I.M.T. fue mi compañera de pupitre temporalmente en segundo
curso. Nunca más he vuelto a saber de ella, y tampoco lo lamento ni lo anhelo.
Era una vieja prematura, pero no en el sentido de la responsabilidad que les
nace a muchos niños antes incluso de soltar los dientes de leche, sino que ella, físicamente, con siete flamantes años,
estaba ya gastada por la vida. No sé si era aquel pelo suyo lacio y
perpetuamente pegado al cráneo por falta de un buen lavado; o bien, aquellas
zapatillas como chalanas vencidas por muchas idas y venidas parsimoniosas,
jamás de energética chiquilla de patio; o tal vez, aquellos vestidos suyos
_todos iguales, todos el mismo_ que eran como los de una madre de las de
entonces, chaqueta cruzada incluida, pero con talla infantil.
I.M.T. olía mal, incluso a aquella nuestra edad, cuando
todavía las glándulas sudoríparas ni funcionan, y puede una correr toda la
mañana siendo la envidia fresca de las de octavo curso, cargadas de hormonas,
ellas. Sin embargo, yo nunca lo reconocí en alto ante los demás niños, a pesar
de que sus efluvios fuesen un tema
bastante recurrente durante el recreo, porque I.M.T. me daba pena. Quizá, más
bien, su imagen blanda me provocaba tristeza al imaginarme que ella no iba a
crecer nunca, que ella ya había nacido así, vieja.
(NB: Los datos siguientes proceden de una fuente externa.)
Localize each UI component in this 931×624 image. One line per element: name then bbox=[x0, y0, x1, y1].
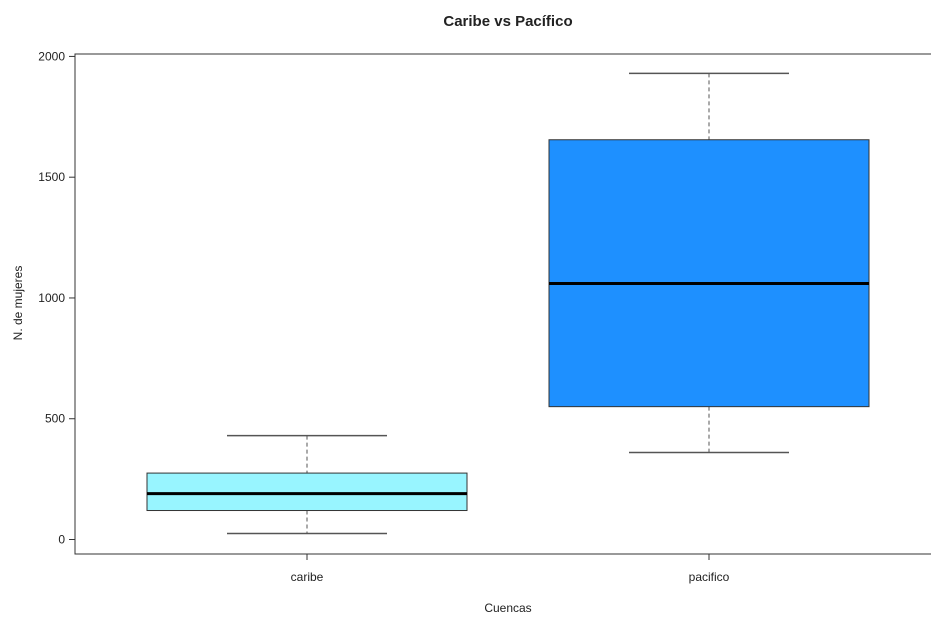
x-axis-label: Cuencas bbox=[484, 601, 531, 615]
y-axis: 0 500 1000 1500 2000 bbox=[38, 49, 75, 547]
interquartile-box bbox=[548, 139, 870, 408]
plot-frame bbox=[74, 53, 931, 555]
y-axis-label: N. de mujeres bbox=[11, 266, 25, 341]
chart-title: Caribe vs Pacífico bbox=[443, 13, 572, 30]
y-tick-label: 1500 bbox=[38, 170, 65, 184]
box-pacifico bbox=[548, 72, 870, 454]
x-tick-label-pacifico: pacifico bbox=[689, 570, 730, 584]
interquartile-box bbox=[146, 472, 468, 512]
y-tick-label: 0 bbox=[58, 533, 65, 547]
box-caribe bbox=[146, 434, 468, 535]
y-tick-label: 1000 bbox=[38, 291, 65, 305]
x-axis: caribe pacifico bbox=[291, 554, 730, 584]
y-tick-label: 2000 bbox=[38, 49, 65, 63]
y-tick-label: 500 bbox=[45, 412, 65, 426]
boxes bbox=[146, 72, 870, 535]
x-tick-label-caribe: caribe bbox=[291, 570, 324, 584]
Pero I.M.T. albergaba un lado oscuro que yo no acerté a
verle hasta que alguien me abrió los ojos. Ella era quien, semana a semana,
desangraba la tinta de mis bolis Bic, pisándolos hasta dejarlos secos y
desparramados _ una mancha rojiazul estampada bajo la mesa_ muertos. Ella era
también quien hacía lo propio con mis gomas Milán, tan nuevecitas, y la que
provocó que, durante el tiempo que fui su compañera, mi madre sospechara que yo
misma destrozaba el material a posta. Nunca entendí por qué quería hacerme daño
aquella niña, y sigo sin saber hoy por qué la gente comete maldades gratuitas, pero seguro que tiene mucho que ver con sus almas viejas.